Conmuévanse, porque necesitaremos todo nuestro entusiasmo.
Organícense, porque necesitaremos toda nuestra fuerza.
-Antonio Gramsci.
A principios de los años 90, el psicólogo evolutivo Howard
Gardner renovó el paradigma de las ciencias cognitivas a partir de su teoría de
las inteligencias múltiples. Gardner consideró por primera vez la inteligencia
no como una única capacidad, fijada e innata, dada de una vez y para siempre en
cada persona, sino como una serie de habilidades cognitivas en distintos campos
de la experiencia humana, habilidades que son susceptibles de continuar en
proceso de desarrollo durante la totalidad de la vida. De manera inversa,
pueden malograrse o permanecer estancadas, como un músculo que nunca o casi
nunca se lo trabaja o estimula. Una de las inteligencias principales que
Gardner categorizó es la denominada inteligencia
lingüístico-verbal; concretamente, la inteligencia relacionada con el
pensamiento y el lenguaje.
No son pocos los autores que han considerado que, de
todas las características que nos separan del reino animal, el lenguaje (la
capacidad de “significar”) es la principal.
En un brillante libro sobre la evolución de los circuitos
cerebrales humanos, el psicólogo, guerrillero ontológico y profuso escritor
Robert Anton Wilson nos deja una concisa definición de inteligencia, que se
ajusta muy bien a la inteligencia lingüístico-verbal de Gardner: “La
inteligencia es la capacidad de recibir, decodificar y transmitir información
de manera eficiente.” (Robert Anton Wilson, Prometeo Ascendiendo,
1983).
Basándose en las nociones de Claude Shannon (conocido como “el padre de
la teoría de la información”) y del creador de la “semántica general”, Alfred
Korzibsy, Wilson nos dice que “información” equivale a cualquier conjunto
organizado de datos que implican una novedad significativa para el sistema de
creencias y la totalidad de la información previa que tiene interiorizado un
sujeto.
Nuestro modo central de transmitir y recibir información es a través
del lenguaje; es decir, a través signos lingüísticos significativos (palabras
que expresan pensamientos, ideas y conceptos). Tanto para Wilson, como para el
enfoque constructivista del conocimiento iniciado por Lev Vigotsky, el impacto
de la información en el sujeto implica un complejo proceso de integración
dentro de su sistema de creencias y datos o “mapa cognitivo”.

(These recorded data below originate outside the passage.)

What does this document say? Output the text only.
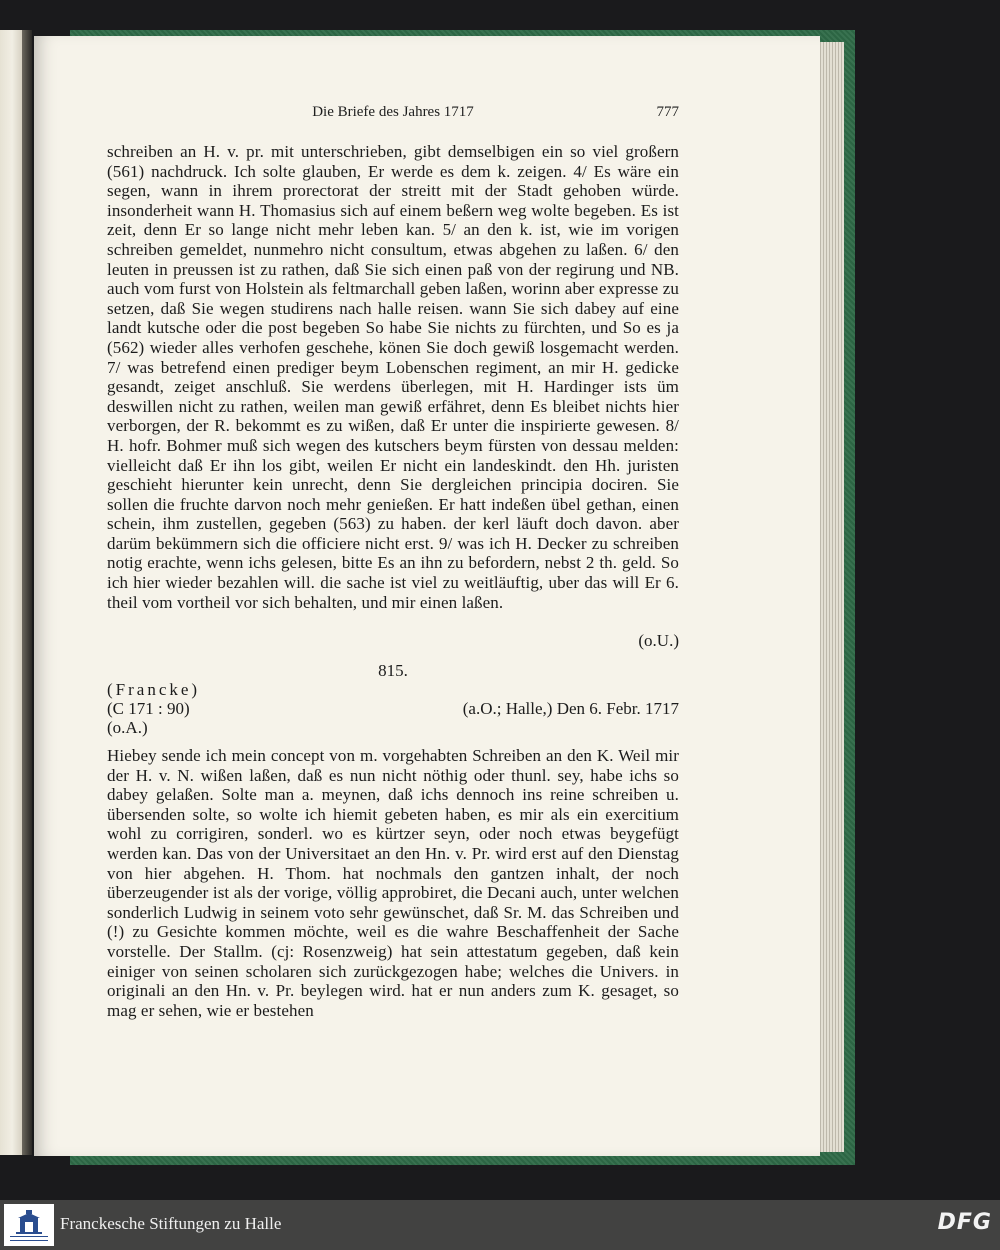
Die Briefe des Jahres 1717	777
schreiben an H. v. pr. mit unterschrieben, gibt demselbigen ein so viel großern (561) nachdruck. Ich solte glauben, Er werde es dem k. zeigen. 4/ Es wäre ein segen, wann in ihrem prorectorat der streitt mit der Stadt gehoben würde. insonderheit wann H. Thomasius sich auf einem beßern weg wolte begeben. Es ist zeit, denn Er so lange nicht mehr leben kan. 5/ an den k. ist, wie im vorigen schreiben gemeldet, nunmehro nicht consultum, etwas abgehen zu laßen. 6/ den leuten in preussen ist zu rathen, daß Sie sich einen paß von der regirung und NB. auch vom furst von Holstein als feltmarchall geben laßen, worinn aber expresse zu setzen, daß Sie wegen studirens nach halle reisen. wann Sie sich dabey auf eine landt kutsche oder die post begeben So habe Sie nichts zu fürchten, und So es ja (562) wieder alles verhofen geschehe, könen Sie doch gewiß losgemacht werden. 7/ was betrefend einen prediger beym Lobenschen regiment, an mir H. gedicke gesandt, zeiget anschluß. Sie werdens überlegen, mit H. Hardinger ists üm deswillen nicht zu rathen, weilen man gewiß erfähret, denn Es bleibet nichts hier verborgen, der R. bekommt es zu wißen, daß Er unter die inspirierte gewesen. 8/ H. hofr. Bohmer muß sich wegen des kutschers beym fürsten von dessau melden: vielleicht daß Er ihn los gibt, weilen Er nicht ein landeskindt. den Hh. juristen geschieht hierunter kein unrecht, denn Sie dergleichen principia dociren. Sie sollen die fruchte darvon noch mehr genießen. Er hatt indeßen übel gethan, einen schein, ihm zustellen, gegeben (563) zu haben. der kerl läuft doch davon. aber darüm bekümmern sich die officiere nicht erst. 9/ was ich H. Decker zu schreiben notig erachte, wenn ichs gelesen, bitte Es an ihn zu befordern, nebst 2 th. geld. So ich hier wieder bezahlen will. die sache ist viel zu weitläuftig, uber das will Er 6. theil vom vortheil vor sich behalten, und mir einen laßen.
(o.U.)
815.
(Francke)
(C 171 : 90)	(a.O.; Halle,) Den 6. Febr. 1717
(o.A.)
Hiebey sende ich mein concept von m. vorgehabten Schreiben an den K. Weil mir der H. v. N. wißen laßen, daß es nun nicht nöthig oder thunl. sey, habe ichs so dabey gelaßen. Solte man a. meynen, daß ichs dennoch ins reine schreiben u. übersenden solte, so wolte ich hiemit gebeten haben, es mir als ein exercitium wohl zu corrigiren, sonderl. wo es kürtzer seyn, oder noch etwas beygefügt werden kan. Das von der Universitaet an den Hn. v. Pr. wird erst auf den Dienstag von hier abgehen. H. Thom. hat nochmals den gantzen inhalt, der noch überzeugender ist als der vorige, völlig approbiret, die Decani auch, unter welchen sonderlich Ludwig in seinem voto sehr gewünschet, daß Sr. M. das Schreiben und (!) zu Gesichte kommen möchte, weil es die wahre Beschaffenheit der Sache vorstelle. Der Stallm. (cj: Rosenzweig) hat sein attestatum gegeben, daß kein einiger von seinen scholaren sich zurückgezogen habe; welches die Univers. in originali an den Hn. v. Pr. beylegen wird. hat er nun anders zum K. gesaget, so mag er sehen, wie er bestehen
Franckesche Stiftungen zu Halle	DFG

Y si la integración y la transmisión de información es
inteligencia, como estos autores sostienen, sin duda una de nuestras
herramientas más poderosas para desarrollarla individualmente, así como para
amplificarla colectivamente, es la lectura. “La lectura […] es un proceso
emergente de construcción de significado que ocurre cuando la información
topicalizada por el texto se sintetiza con el conocimiento previo como parte de
un proceso general de interacción mediada con el mundo” (Michael Cole y Bárbara
Means, Cognición y pensamiento, 1986).
En los últimos años, desde el ámbito de la neurociencia, han
surgido fuertes confirmaciones de estas teorías, principalmente a partir del
concepto de “plasticidad neuronal”, que implica que nuestro cerebro no es una
unidad estática, sino que se trata de un continuo proceso de cambio y
adaptación de redes sinápticas, las cuales organizan y reorganizan nuestra
cosmovisión y nuestra percepción general del mundo. Para este complejo proceso,
el hábito de leer se convierte en uno de sus catalizadores más poderosos.
En un estudio llevado a cabo durante un programa de
alfabetización en Colombia, el doctor Manuel Carreiras del Centro Vasco de Cognición,
Cerebro y Lenguaje comprobó que las personas
alfabetizadas mostraron un importante incremento frente a las no alfabetizadas
en dos áreas relacionadas con el procesamiento visual, fonológico y semántico
de la información en un texto: la materia gris (la densidad neuronal) y la
materia blanca (encargada de conectar los dos hemisferios del cerebro).
Guillermo García Ribas, Coordinador del Grupo de
Estudio de Conducta y Demencias de la Sociedad Española de Neurología (SEN),
concluyó que “la lectura es una de las actividades más beneficiosas para la
salud, puesto que se ha demostrado que estimula la actividad cerebral y fortalece
las conexiones neuronales”.
La lectura constante y prolongada mejora
nuestra capacidad de razonamiento, nuestra agilidad mental, nuestra
concentración y nuestra memoria, al tiempo que amplía nuestros recursos
lingüísticos y la profundidad de nuestras ideas.